Broad-market index funds and exchange-traded funds may be terrific choices for investment minimalists of all life stages. Such funds give investors exposure to whole market sectors in a single shot, while also helping to lower the total costs of the portfolio. Employing such investment types can go hand in hand with a more simplified in-retirement portfolio strategy: Because broad-market index funds provide undiluted exposure to a given asset class (a U.S. equity index fund won't be holding cash or bonds, for example), a retiree can readily keep track of the portfolio's asset allocation mix and employ rebalancing to help keep it on track and shake off cash for living expenses.
Multiasset funds that combine both stocks and bonds may also serve a worthwhile role in a retirement portfolio, especially for smaller accounts that a retiree isn't actively tapping.
Strategy 4: Automate as much of your "paycheck" as you can.
One of the key attractions of an annuity, especially for retirees without pensions, is that it can supply a paycheck for a retiree, much as was the case during the working years. Trouble is, payouts on inexpensive, plain-vanilla immediate annuities are currently quite low—a function of today's very low-yield environment. Meanwhile, annuities that promise a higher return because they offer an element of equity market participation are invariably costly and complex.
The bucket approach to retirement portfolio planning doesn't supply a paycheck per se, but it does include a cash fund (bucket 1), amounting to one to two years’ worth of living expenses, that can be tapped throughout the year for income needs above and beyond what's being supplied by certain sources of income such as Social Security and a pension. The retiree can refill the cash bucket on an ongoing basis with income distributions from his or her longer-term portfolio holdings, thereby supplying a component of the next year's cash flow needs; rebalancing proceeds could also be plowed into bucket 1 to supply any additional cash flow needed for the following year. Alternatively, a retiree could rebalance once a year to refill the cash bucket.
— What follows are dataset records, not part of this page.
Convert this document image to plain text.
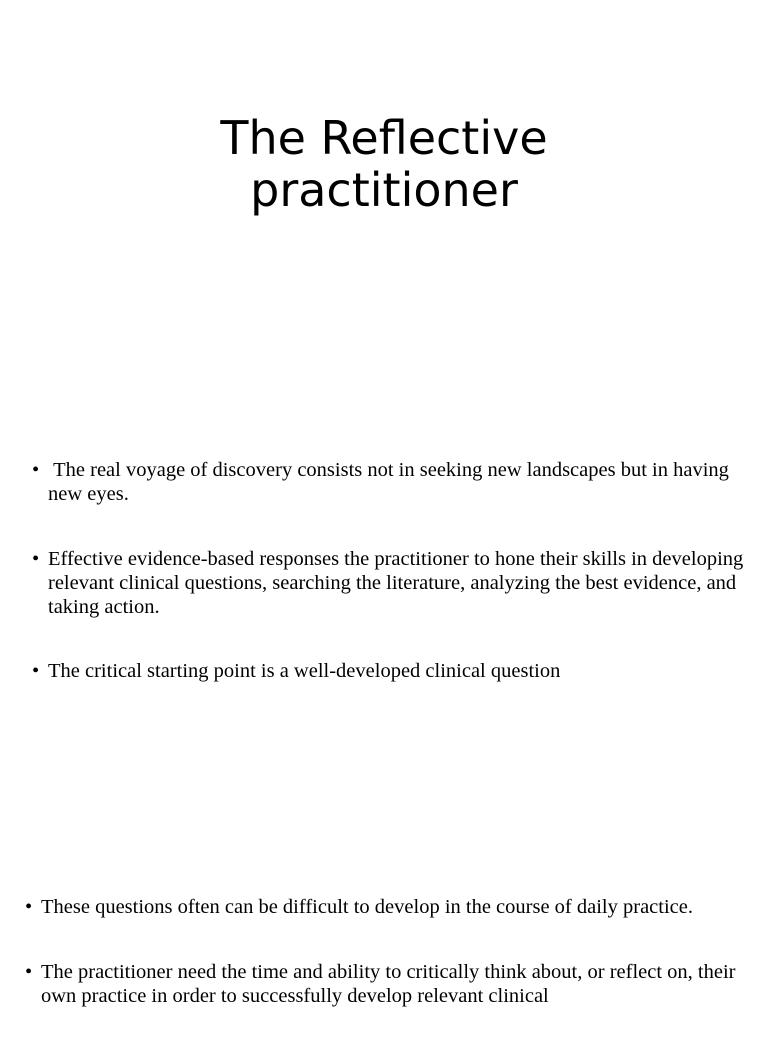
The Reflective
practitioner
• The real voyage of discovery consists not in seeking new landscapes but in having new eyes.
• Effective evidence-based responses the practitioner to hone their skills in developing relevant clinical questions, searching the literature, analyzing the best evidence, and taking action.
• The critical starting point is a well-developed clinical question
• These questions often can be difficult to develop in the course of daily practice.
• The practitioner need the time and ability to critically think about, or reflect on, their own practice in order to successfully develop relevant clinical
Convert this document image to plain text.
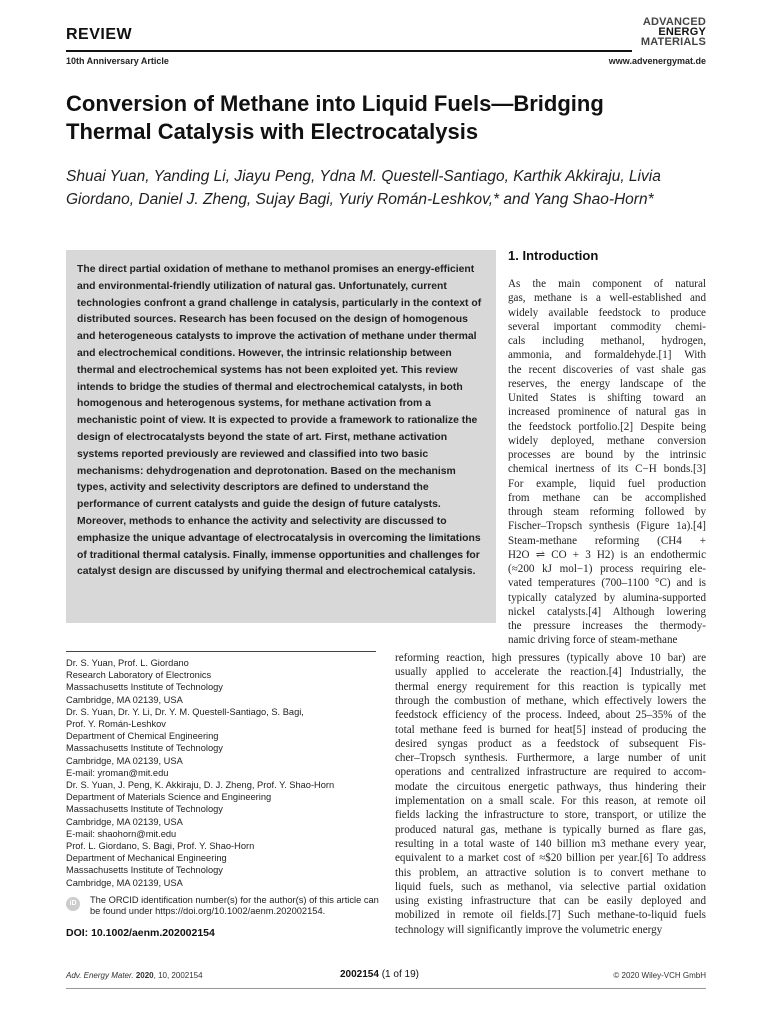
REVIEW
10th Anniversary Article
ADVANCED
ENERGY
MATERIALS
www.advenergymat.de
Conversion of Methane into Liquid Fuels—Bridging Thermal Catalysis with Electrocatalysis
Shuai Yuan, Yanding Li, Jiayu Peng, Ydna M. Questell-Santiago, Karthik Akkiraju, Livia Giordano, Daniel J. Zheng, Sujay Bagi, Yuriy Román-Leshkov,* and Yang Shao-Horn*
The direct partial oxidation of methane to methanol promises an energy-efficient and environmental-friendly utilization of natural gas. Unfortunately, current technologies confront a grand challenge in catalysis, particularly in the context of distributed sources. Research has been focused on the design of homogenous and heterogeneous catalysts to improve the activation of methane under thermal and electrochemical conditions. However, the intrinsic relationship between thermal and electrochemical systems has not been exploited yet. This review intends to bridge the studies of thermal and electrochemical catalysts, in both homogenous and heterogenous systems, for methane activation from a mechanistic point of view. It is expected to provide a framework to rationalize the design of electrocatalysts beyond the state of art. First, methane activation systems reported previously are reviewed and classified into two basic mechanisms: dehydrogenation and deprotonation. Based on the mechanism types, activity and selectivity descriptors are defined to understand the performance of current catalysts and guide the design of future catalysts. Moreover, methods to enhance the activity and selectivity are discussed to emphasize the unique advantage of electrocatalysis in overcoming the limitations of traditional thermal catalysis. Finally, immense opportunities and challenges for catalyst design are discussed by unifying thermal and electrochemical catalysis.
1. Introduction
As the main component of natural
gas, methane is a well-established and
widely available feedstock to produce
several important commodity chemi-
cals including methanol, hydrogen,
ammonia, and formaldehyde.[1] With
the recent discoveries of vast shale gas
reserves, the energy landscape of the
United States is shifting toward an
increased prominence of natural gas in
the feedstock portfolio.[2] Despite being
widely deployed, methane conversion
processes are bound by the intrinsic
chemical inertness of its C−H bonds.[3]
For example, liquid fuel production
from methane can be accomplished
through steam reforming followed by
Fischer–Tropsch synthesis (Figure 1a).[4]
Steam-methane reforming (CH4 +
H2O ⇌ CO + 3 H2) is an endothermic
(≈200 kJ mol−1) process requiring ele-
vated temperatures (700–1100 °C) and is
typically catalyzed by alumina-supported
nickel catalysts.[4] Although lowering
the pressure increases the thermody-
namic driving force of steam-methane
reforming reaction, high pressures (typically above 10 bar) are
usually applied to accelerate the reaction.[4] Industrially, the
thermal energy requirement for this reaction is typically met
through the combustion of methane, which effectively lowers the
feedstock efficiency of the process. Indeed, about 25–35% of the
total methane feed is burned for heat[5] instead of producing the
desired syngas product as a feedstock of subsequent Fis-
cher–Tropsch synthesis. Furthermore, a large number of unit
operations and centralized infrastructure are required to accom-
modate the circuitous energetic pathways, thus hindering their
implementation on a small scale. For this reason, at remote oil
fields lacking the infrastructure to store, transport, or utilize the
produced natural gas, methane is typically burned as flare gas,
resulting in a total waste of 140 billion m3 methane every year,
equivalent to a market cost of ≈$20 billion per year.[6] To address
this problem, an attractive solution is to convert methane to
liquid fuels, such as methanol, via selective partial oxidation
using existing infrastructure that can be easily deployed and
mobilized in remote oil fields.[7] Such methane-to-liquid fuels
technology will significantly improve the volumetric energy
Dr. S. Yuan, Prof. L. Giordano
Research Laboratory of Electronics
Massachusetts Institute of Technology
Cambridge, MA 02139, USA
Dr. S. Yuan, Dr. Y. Li, Dr. Y. M. Questell-Santiago, S. Bagi,
Prof. Y. Román-Leshkov
Department of Chemical Engineering
Massachusetts Institute of Technology
Cambridge, MA 02139, USA
E-mail: yroman@mit.edu
Dr. S. Yuan, J. Peng, K. Akkiraju, D. J. Zheng, Prof. Y. Shao-Horn
Department of Materials Science and Engineering
Massachusetts Institute of Technology
Cambridge, MA 02139, USA
E-mail: shaohorn@mit.edu
Prof. L. Giordano, S. Bagi, Prof. Y. Shao-Horn
Department of Mechanical Engineering
Massachusetts Institute of Technology
Cambridge, MA 02139, USA
iD	The ORCID identification number(s) for the author(s) of this article can be found under https://doi.org/10.1002/aenm.202002154.
DOI: 10.1002/aenm.202002154
Adv. Energy Mater. 2020, 10, 2002154	2002154 (1 of 19)	© 2020 Wiley-VCH GmbH
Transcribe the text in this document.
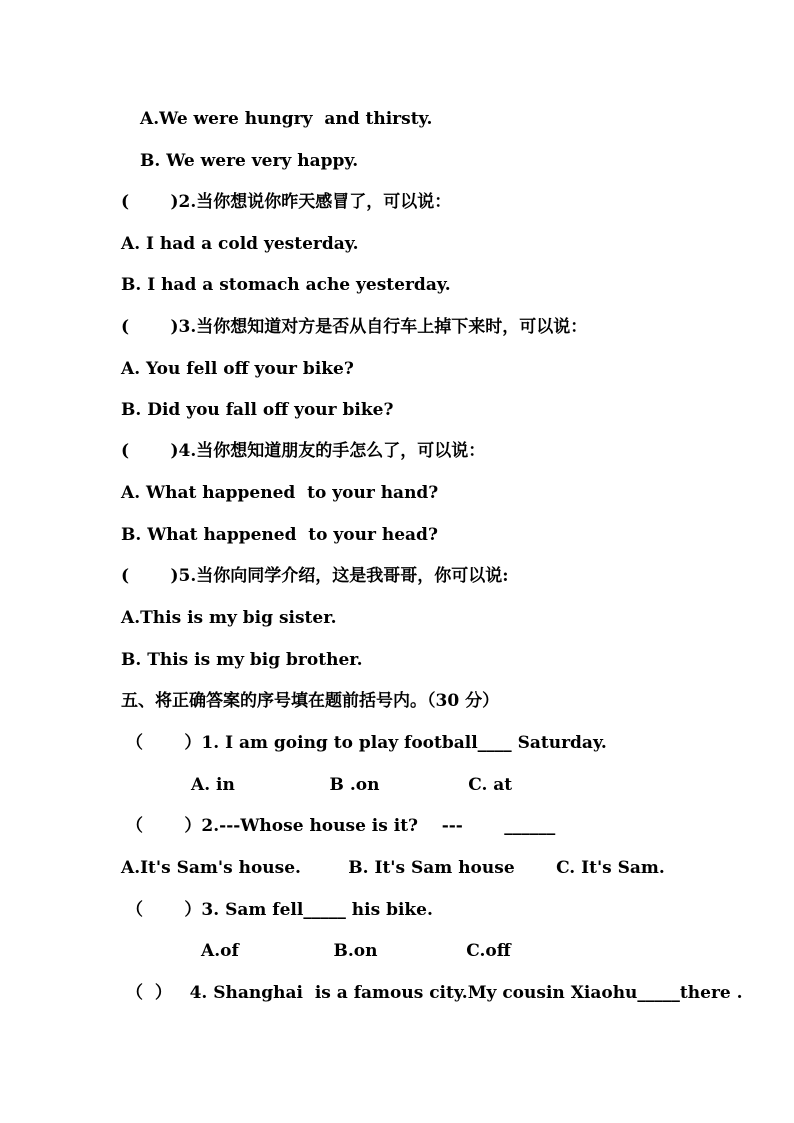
A.We were hungry  and thirsty.
B. We were very happy.
(       )2.当你想说你昨天感冒了，可以说：
A. I had a cold yesterday.
B. I had a stomach ache yesterday.
(       )3.当你想知道对方是否从自行车上掉下来时，可以说：
A. You fell off your bike?
B. Did you fall off your bike?
(       )4.当你想知道朋友的手怎么了，可以说：
A. What happened  to your hand?
B. What happened  to your head?
(       )5.当你向同学介绍，这是我哥哥，你可以说:
A.This is my big sister.
B. This is my big brother.
五、将正确答案的序号填在题前括号内。（30 分）
（       ）1. I am going to play football____ Saturday.
A. in                B .on               C. at
（       ）2.---Whose house is it?    ---       ______
A.It's Sam's house.        B. It's Sam house       C. It's Sam.
（       ）3. Sam fell_____ his bike.
A.of                B.on               C.off
（  ）   4. Shanghai  is a famous city.My cousin Xiaohu_____there .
Strategy 5: Create a master directory.
In addition to the retirement policy statement, another essential document for retirees (and investors at all life stages, for that matter) is a master directory documenting each financial account, including investments as well as other accounts like mortgages and credit cards. By creating and maintaining a master directory, you'll have a single resource with the crucial details on all of your accounts, including account numbers and URLs—no more hunting around for missing details or hitting the "lost my password" button.
A master directory can also be an invaluable component of your estate plan, in that your executor will readily be able to identify your financial accounts. Because your master directory contains much sensitive information, it's crucial that you keep it safe—either in a password-protected electronic document or, if a paper document, under lock and key.
Strategy 6: Go paperless.
Managing paper clutter—and seeing to the safe disposal of those sensitive documents--can be time-consuming and may also distract you from your core jobs: keeping your portfolio on track and making sure it delivers you the cash flow you need. Moreover, all those paper statements may be costing you money, as many investment providers now charge extra for paper document delivery.